I look forward to your safety advice.


----------



## indaswamp (Mar 10, 2022)

mosparky said:


> I've seen a lot of folks use a knife with the blade exiting the hand from the pinkie end. Maybe some find it acceptable in certain situations, but I was taught (even before Cub scouts) never use or carry a knife in that position. Never cut toward yourself. To me that is just asking for trouble. Yeah, that one is a pet peeve.

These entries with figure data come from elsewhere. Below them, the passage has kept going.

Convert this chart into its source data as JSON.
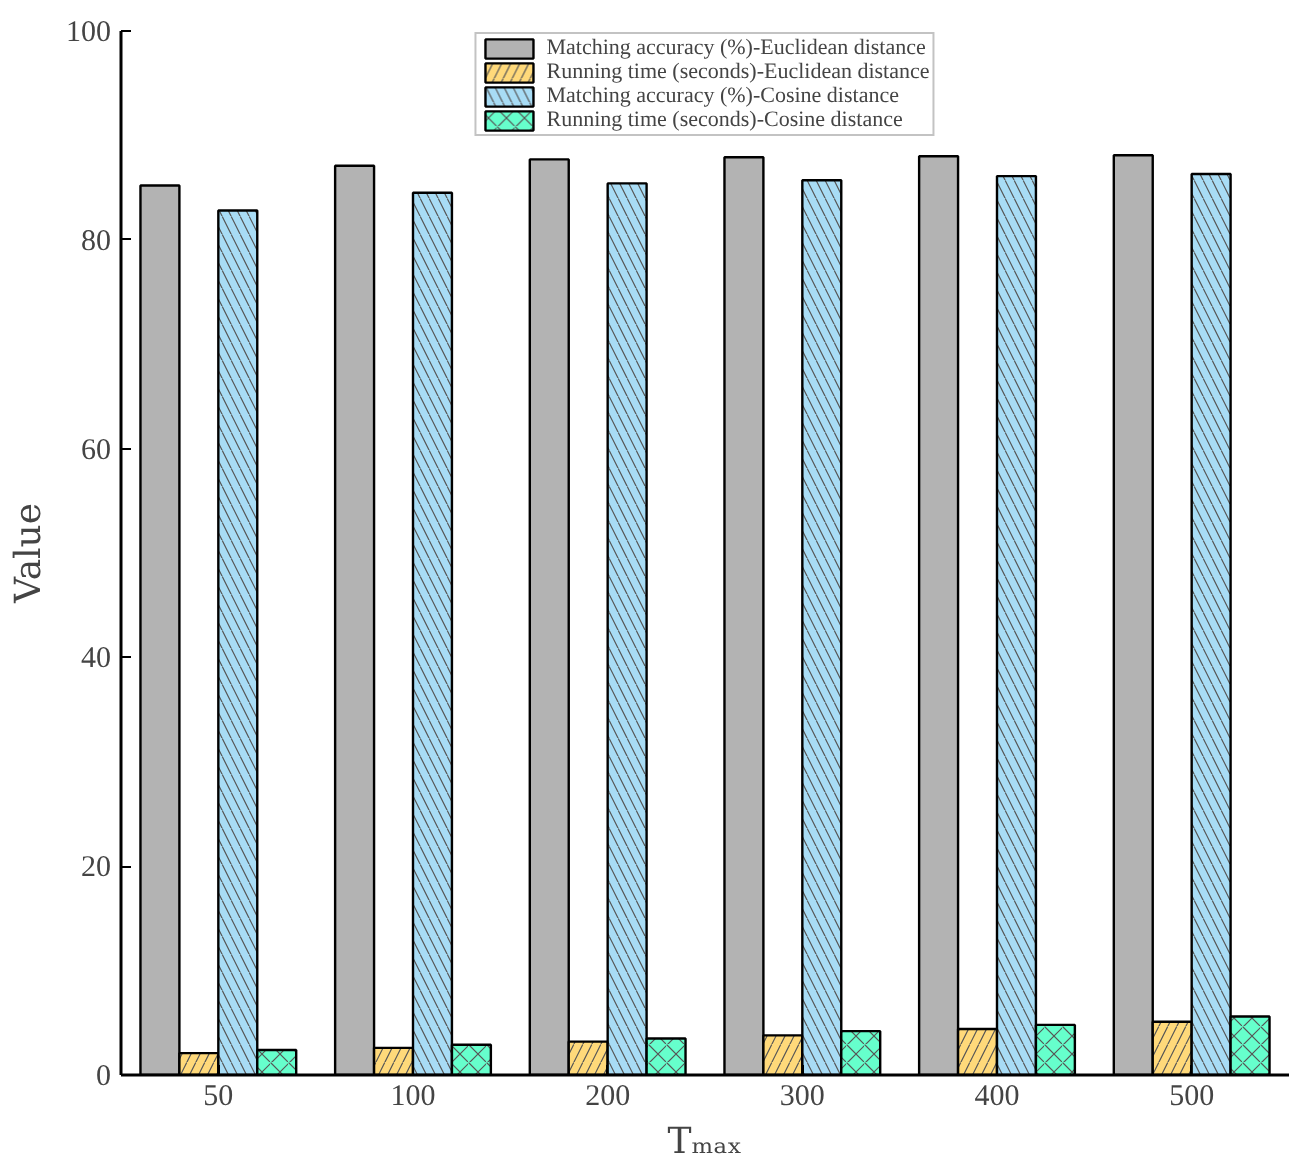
{
  "chart_data": {
    "type": "bar",
    "xlabel": "Tₘₐₓ",
    "ylabel": "Value",
    "categories": [
      "50",
      "100",
      "200",
      "300",
      "400",
      "500"
    ],
    "series": [
      {
        "name": "Matching accuracy (%)-Euclidean distance",
        "color": "#b3b3b3",
        "values": [
          85.2,
          87.1,
          87.7,
          87.9,
          88.0,
          88.1
        ]
      },
      {
        "name": "Running time (seconds)-Euclidean distance",
        "color": "#ffd97a",
        "values": [
          2.1,
          2.6,
          3.2,
          3.8,
          4.4,
          5.1
        ]
      },
      {
        "name": "Matching accuracy (%)-Cosine distance",
        "color": "#a8dcf5",
        "values": [
          82.8,
          84.5,
          85.4,
          85.7,
          86.1,
          86.3
        ]
      },
      {
        "name": "Running time (seconds)-Cosine distance",
        "color": "#66ffcc",
        "values": [
          2.4,
          2.9,
          3.5,
          4.2,
          4.8,
          5.6
        ]
      }
    ],
    "ylim": [
      0,
      100
    ],
    "yticks": [
      0,
      20,
      40,
      60,
      80,
      100
    ],
    "grid": false,
    "legend": "top"
  }
}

Only time I ever do that is when boning out a cut. There are some boning cuts that are just easier to make holding the knife that way...


----------



## negolien (Mar 10, 2022)

onions both times lol


----------



## indaswamp (Mar 10, 2022)

negolien said:


> onions both times lol


Once the curve of the onion starts falling back towards my fingers, I stand the onion up so the roots are facing up, then continue chopping. Now if the knife slips, it is going away from me instead of towards my hand....


----------



## sawhorseray (Mar 10, 2022)

negolien said:


> onions both times lol


----------



## negolien (Mar 10, 2022)

The 1st one in that video is how I took em off lol :<( just not payin attention sadly 34 years apart though so I don't feel so bad lol


----------



## DougE (Mar 10, 2022)

Respect those mandolin slicers, too. I have a friend who whopped off a chunk out of the side of his thumb while shredding cabbage for slaw.


----------



## noboundaries (Apr 12, 2022)

mosparky said:


> Never cut toward yourself.


My last finger cut a couple weeks ago was for just that reason. I know better, but I was de-ribbing a red bell pepper and listening to something on the TV. I looked down, saw a white rib that needed a quick cleanup. Cut toward myself when the knife tip caught and let go.

There's a very specific feeling you get as a razor sharp knife slices into skin. No pain, but intuitively you know it's deep. Yeah. I got that feeling.


----------